By Ed Scannell
Bigger, faster and stronger were the watchwords for many top-tier hardware manufacturers over the first half of this year, delivering products largely aimed at driving greater performance of AI and machine learning-based systems.
Either through acquisitions, partnerships or their own invention, companies including IBM, HPE and NVIDIA delivered or promised to deliver a wide array of AI hardware offerings, ranging from supercomputers to souped-up board-level products crammed with performance accelerators to servers that proposed to deliver futuristic technologies to the IT world now.
After 30 years of research and development, IBM finally delivered the industry’s first integrated quantum computer, the 20-qubit IBM Q System One. While Big Blue delivered the complete hardware-software-communications package, including an SDK for corporate developers and a 9-foot airtight glass-paneled cube to house the system, it will be some time before IT personnel have the necessary skills to deliver exploitive commercial applications.

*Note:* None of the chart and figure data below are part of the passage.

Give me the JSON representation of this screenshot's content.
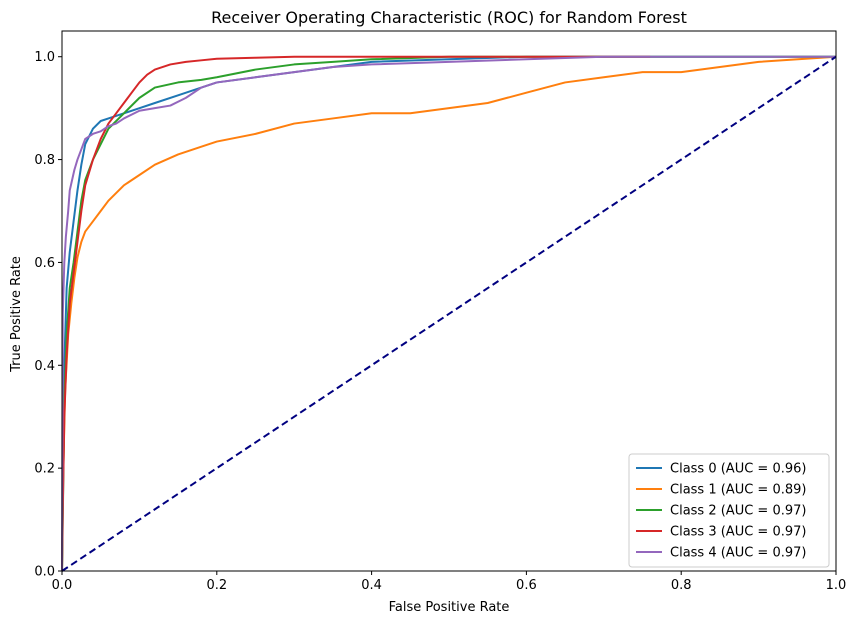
{
  "chart_data": {
    "type": "line",
    "title": "Receiver Operating Characteristic (ROC) for Random Forest",
    "xlabel": "False Positive Rate",
    "ylabel": "True Positive Rate",
    "xlim": [
      0.0,
      1.0
    ],
    "ylim": [
      0.0,
      1.05
    ],
    "xticks": [
      "0.0",
      "0.2",
      "0.4",
      "0.6",
      "0.8",
      "1.0"
    ],
    "yticks": [
      "0.0",
      "0.2",
      "0.4",
      "0.6",
      "0.8",
      "1.0"
    ],
    "grid": false,
    "legend_position": "lower-right",
    "series": [
      {
        "name": "Class 0 (AUC = 0.96)",
        "color": "#1f77b4",
        "x": [
          0.0,
          0.001,
          0.003,
          0.006,
          0.01,
          0.015,
          0.02,
          0.025,
          0.03,
          0.04,
          0.05,
          0.06,
          0.08,
          0.1,
          0.12,
          0.15,
          0.18,
          0.2,
          0.25,
          0.3,
          0.35,
          0.4,
          0.5,
          0.6,
          0.7,
          0.8,
          0.9,
          1.0
        ],
        "y": [
          0.0,
          0.15,
          0.4,
          0.55,
          0.62,
          0.68,
          0.74,
          0.79,
          0.83,
          0.86,
          0.875,
          0.88,
          0.89,
          0.9,
          0.91,
          0.925,
          0.94,
          0.95,
          0.96,
          0.97,
          0.98,
          0.99,
          0.995,
          1.0,
          1.0,
          1.0,
          1.0,
          1.0
        ]
      },
      {
        "name": "Class 1 (AUC = 0.89)",
        "color": "#ff7f0e",
        "x": [
          0.0,
          0.001,
          0.004,
          0.008,
          0.012,
          0.016,
          0.02,
          0.025,
          0.03,
          0.04,
          0.05,
          0.06,
          0.08,
          0.1,
          0.12,
          0.15,
          0.18,
          0.2,
          0.25,
          0.3,
          0.35,
          0.4,
          0.45,
          0.5,
          0.55,
          0.6,
          0.65,
          0.7,
          0.75,
          0.8,
          0.85,
          0.9,
          1.0
        ],
        "y": [
          0.0,
          0.15,
          0.35,
          0.46,
          0.52,
          0.57,
          0.61,
          0.64,
          0.66,
          0.68,
          0.7,
          0.72,
          0.75,
          0.77,
          0.79,
          0.81,
          0.825,
          0.835,
          0.85,
          0.87,
          0.88,
          0.89,
          0.89,
          0.9,
          0.91,
          0.93,
          0.95,
          0.96,
          0.97,
          0.97,
          0.98,
          0.99,
          1.0
        ]
      },
      {
        "name": "Class 2 (AUC = 0.97)",
        "color": "#2ca02c",
        "x": [
          0.0,
          0.001,
          0.003,
          0.006,
          0.01,
          0.015,
          0.02,
          0.025,
          0.03,
          0.04,
          0.05,
          0.06,
          0.08,
          0.1,
          0.12,
          0.15,
          0.18,
          0.2,
          0.25,
          0.3,
          0.35,
          0.4,
          0.5,
          0.6,
          0.7,
          0.8,
          0.9,
          1.0
        ],
        "y": [
          0.0,
          0.1,
          0.33,
          0.46,
          0.55,
          0.6,
          0.66,
          0.72,
          0.76,
          0.8,
          0.83,
          0.86,
          0.89,
          0.92,
          0.94,
          0.95,
          0.955,
          0.96,
          0.975,
          0.985,
          0.99,
          0.995,
          1.0,
          1.0,
          1.0,
          1.0,
          1.0,
          1.0
        ]
      },
      {
        "name": "Class 3 (AUC = 0.97)",
        "color": "#d62728",
        "x": [
          0.0,
          0.001,
          0.003,
          0.006,
          0.01,
          0.015,
          0.02,
          0.025,
          0.03,
          0.04,
          0.05,
          0.06,
          0.07,
          0.08,
          0.09,
          0.1,
          0.11,
          0.12,
          0.14,
          0.16,
          0.18,
          0.2,
          0.25,
          0.3,
          0.35,
          0.4,
          0.5,
          0.6,
          0.7,
          0.76
        ],
        "y": [
          0.0,
          0.12,
          0.3,
          0.42,
          0.52,
          0.58,
          0.64,
          0.7,
          0.75,
          0.8,
          0.84,
          0.87,
          0.89,
          0.91,
          0.93,
          0.95,
          0.965,
          0.975,
          0.985,
          0.99,
          0.993,
          0.996,
          0.998,
          1.0,
          1.0,
          1.0,
          1.0,
          1.0,
          1.0,
          1.0
        ]
      },
      {
        "name": "Class 4 (AUC = 0.97)",
        "color": "#9467bd",
        "x": [
          0.0,
          0.001,
          0.003,
          0.005,
          0.008,
          0.01,
          0.013,
          0.016,
          0.02,
          0.025,
          0.03,
          0.035,
          0.04,
          0.05,
          0.06,
          0.07,
          0.08,
          0.1,
          0.12,
          0.14,
          0.16,
          0.18,
          0.2,
          0.25,
          0.3,
          0.35,
          0.4,
          0.5,
          0.6,
          0.7,
          0.8,
          0.9,
          1.0
        ],
        "y": [
          0.0,
          0.5,
          0.6,
          0.65,
          0.7,
          0.74,
          0.76,
          0.78,
          0.8,
          0.82,
          0.84,
          0.845,
          0.85,
          0.855,
          0.865,
          0.87,
          0.88,
          0.895,
          0.9,
          0.905,
          0.92,
          0.94,
          0.95,
          0.96,
          0.97,
          0.98,
          0.985,
          0.99,
          0.995,
          1.0,
          1.0,
          1.0,
          1.0
        ]
      },
      {
        "name": "",
        "color": "#000080",
        "dashed": true,
        "legend": false,
        "x": [
          0.0,
          1.0
        ],
        "y": [
          0.0,
          1.0
        ]
      }
    ]
  }
}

That lack of experience, coupled with the high cost of maintaining the system on-premises, means IBM will deliver quantum capabilities to customers via cloud-based services. IBM officials expect to make a 50-qubit system available to developers later this year, which should allow developers to create more meaningful applications.
But chip companies are running out of real estate to cram in more transistors. This has given rise to a wide variety of support chips, most notably GPUs, and other board-level sub-systems that are rapidly becoming standard componentry in server hardware. All of this aimed at churning AI and machine learning workloads faster.